TCO is One Reason Why Data is Headed to the Cloud

In the good old days, the primary (or usually only) choice was to have their own IT infrastructure installed on the business premises. But with the increasing bandwidths and network accessibility, cloud-based services have established themselves as a credible and cheaper alternative.

The Web is growing at an ever accelerating pace. More and more people are connecting to the internet these days compared to ten years ago. And businesses are also inevitably moving a lot of their services and applications online to stay in contention on the teeming cyberspace. And as more applications and sensors go online, the amount of data collected also goes up. And what are the choices in front of a business to handle their online application suites and services as well their databases? In the good old days, the primary (or usually only) choice was to have their own IT infrastructure installed on the business premises. But with the increasing bandwidths and network accessibility, cloud-based services have established themselves as a credible and cheaper alternative.
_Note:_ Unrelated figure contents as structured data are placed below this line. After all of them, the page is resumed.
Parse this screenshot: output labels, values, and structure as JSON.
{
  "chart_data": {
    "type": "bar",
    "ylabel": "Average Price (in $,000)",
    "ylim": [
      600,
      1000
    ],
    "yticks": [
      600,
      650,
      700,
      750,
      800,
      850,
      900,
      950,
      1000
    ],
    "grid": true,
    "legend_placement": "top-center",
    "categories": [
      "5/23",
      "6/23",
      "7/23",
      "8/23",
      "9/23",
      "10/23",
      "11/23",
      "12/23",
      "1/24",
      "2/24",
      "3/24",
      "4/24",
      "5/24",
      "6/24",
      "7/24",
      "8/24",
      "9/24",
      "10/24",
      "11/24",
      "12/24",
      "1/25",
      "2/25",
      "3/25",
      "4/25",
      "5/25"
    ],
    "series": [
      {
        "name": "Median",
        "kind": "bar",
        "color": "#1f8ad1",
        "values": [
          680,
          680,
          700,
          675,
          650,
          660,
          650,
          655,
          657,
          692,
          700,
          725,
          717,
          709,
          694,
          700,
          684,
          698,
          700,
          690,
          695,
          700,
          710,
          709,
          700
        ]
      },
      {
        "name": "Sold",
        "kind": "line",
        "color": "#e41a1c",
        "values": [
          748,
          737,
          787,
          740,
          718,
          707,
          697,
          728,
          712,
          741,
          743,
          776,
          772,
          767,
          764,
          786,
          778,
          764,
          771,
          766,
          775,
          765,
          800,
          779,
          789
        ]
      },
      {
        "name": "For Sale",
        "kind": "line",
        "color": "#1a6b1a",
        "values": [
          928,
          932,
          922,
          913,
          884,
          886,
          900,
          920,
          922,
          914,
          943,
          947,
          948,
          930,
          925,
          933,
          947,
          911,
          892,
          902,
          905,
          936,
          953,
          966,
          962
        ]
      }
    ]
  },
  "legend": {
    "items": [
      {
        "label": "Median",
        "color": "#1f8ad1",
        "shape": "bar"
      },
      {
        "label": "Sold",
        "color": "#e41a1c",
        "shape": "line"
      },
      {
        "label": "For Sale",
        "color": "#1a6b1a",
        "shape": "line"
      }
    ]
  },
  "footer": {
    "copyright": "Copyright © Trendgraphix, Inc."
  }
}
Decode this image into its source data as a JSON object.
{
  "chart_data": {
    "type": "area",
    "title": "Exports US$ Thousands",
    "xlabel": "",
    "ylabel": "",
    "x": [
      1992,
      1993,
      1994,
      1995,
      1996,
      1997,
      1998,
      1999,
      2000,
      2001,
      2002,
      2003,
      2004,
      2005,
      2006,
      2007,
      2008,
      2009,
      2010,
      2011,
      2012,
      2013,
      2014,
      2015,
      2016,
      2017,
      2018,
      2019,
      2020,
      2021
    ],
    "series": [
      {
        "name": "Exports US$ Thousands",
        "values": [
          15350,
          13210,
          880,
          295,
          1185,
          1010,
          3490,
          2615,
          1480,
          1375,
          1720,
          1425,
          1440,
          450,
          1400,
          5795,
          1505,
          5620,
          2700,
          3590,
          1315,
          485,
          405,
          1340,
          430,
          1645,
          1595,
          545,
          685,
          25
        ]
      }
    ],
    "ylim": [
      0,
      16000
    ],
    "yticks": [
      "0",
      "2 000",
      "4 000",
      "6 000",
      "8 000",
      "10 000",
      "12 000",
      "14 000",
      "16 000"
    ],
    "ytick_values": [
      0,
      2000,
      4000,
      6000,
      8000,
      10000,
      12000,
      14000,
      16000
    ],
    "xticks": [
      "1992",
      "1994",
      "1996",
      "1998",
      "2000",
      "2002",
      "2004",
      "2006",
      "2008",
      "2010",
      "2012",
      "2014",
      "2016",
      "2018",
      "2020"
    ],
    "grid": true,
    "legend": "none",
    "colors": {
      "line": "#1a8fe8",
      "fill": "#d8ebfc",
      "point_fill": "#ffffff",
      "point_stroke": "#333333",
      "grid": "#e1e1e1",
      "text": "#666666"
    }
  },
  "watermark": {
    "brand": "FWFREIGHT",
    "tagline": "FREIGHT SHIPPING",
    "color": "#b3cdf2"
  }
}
What it means in terms of cost

For any new technology to gain traction in the business world, it has to prove its worth in money terms: be it profit, or more emphatically, cost. Reduction in costs is like the Holy Grail of business. The rapid rise of the cloud computing sector in recent years is a testament in no uncertain terms to its efficiency in cost reduction, especially for businesses below Enterprise-level. Big businesses have the financial resources to maintain huge IT infrastructure and the manpower required to run, maintain and upgrade the same over time. But for SMEs, IT infrastructure can be a costly investment choice.

TCO or Total Cost of Ownership is a useful metric to analyze the difference in costs between making a capital asset investment in IT infrastructure and getting a similar service online from a Cloud service vendor. It is a simple and straightforward tool actually. First, measure all the expenses that would be incurred in setting up and running an on-site IT infrastructure: hardware and installation costs, HR costs and potential expenses for repairs, maintenance and upgrades. And then measure it against the costs that one would incur when a comparable Cloud service is leased from a vendor.

Right off the bat, the financial impact of embracing the cloud can seem quite startling, especially for businesses that fall below Enterprise level. One of the major problems faced by SMEs would be in maintaining an adequate IT staff to run their servers. Putting their data and applications on the Cloud service vendor's remote servers allows these businesses to benefit from substantial reduction in costs. The vendor is the one who incurs the total cost of infrastructure maintenance. And since vendors service numerous customers on the same cloud architecture, these sizeable maintenance costs can be offset by the fees collected from their total customer base, with minimized burden on individual clients.

And it is not just about cutting expenses

Though a cardinal virtue, being cheap should not be the only reason for businesses to invest in a particular technology. And data management in the Cloud offers several key benefits, with greater flexibility and elasticity being one of the most significant. Look at it this way: once you install a particular server array and ancillary networking infrastructure, its maintenance expense remains constant while there is no guarantee that the infrastructure will be constantly used at 100% of its potential. Recent experience has shown that in online data management, standard deviation in load is much higher than what it was just a decade ago. For businesses, the focus is now on making their databases more scalable and elastic. Cloud computing allows you just that. It makes more economical sense for SMEs with limited financial resources to migrate their data to Cloud environments since they offer highly flexible and often tailor made services.

The definition of an ideal Cloud computing services vendor

For a dependable benchmark on what cloud computing should be, the US Government's National Institute of Standards and Testing (NIST) offers a good starting point. NIST has five major criteria to define cloud computing: on-demand self-service, broad network access, resource pooling, rapid elasticity and measured service. And ideal cloud services vendor would be one that scores high on all the above five standards. With the public cloud IT market poised to cross $100 billion in the coming years, a host of major and minor players have emerged in what is promising to be a very wide market with a lot of depth. They include the likes of AWS, Salesforce.com, Verizon/Terremark and VMWare. Let us take a look at one among them, Orion System Integrators Inc., to get an idea of what kind of services businesses can expect from a cloud services vendor.

Based in Monmouth, NJ, the company has an international footprint with several data centers in India and Chile along with a few more based in the US. The company is well connected, being multi-certified Microsoft Partner with tie-ins with the likes Amazon Web Services and Google App Engine. Their approach towards customers seems to be quite flexible enough. For example, businesses have the option to choose private cloud architecture or public cloud or even a Service Provider Cloud setup based on their requirements. They offer cross-platform compatibility which more of a norm than an exception these days. System Integration and Telecom network are key areas where the company claims core competency. With the kind of resources at their disposal, Orion System Integrators seems to be geared towards addressing the needs of both SMEs as well Enterprise level customers. As to whether that is good thing, especially for the interests of the smaller clients is a debatable question.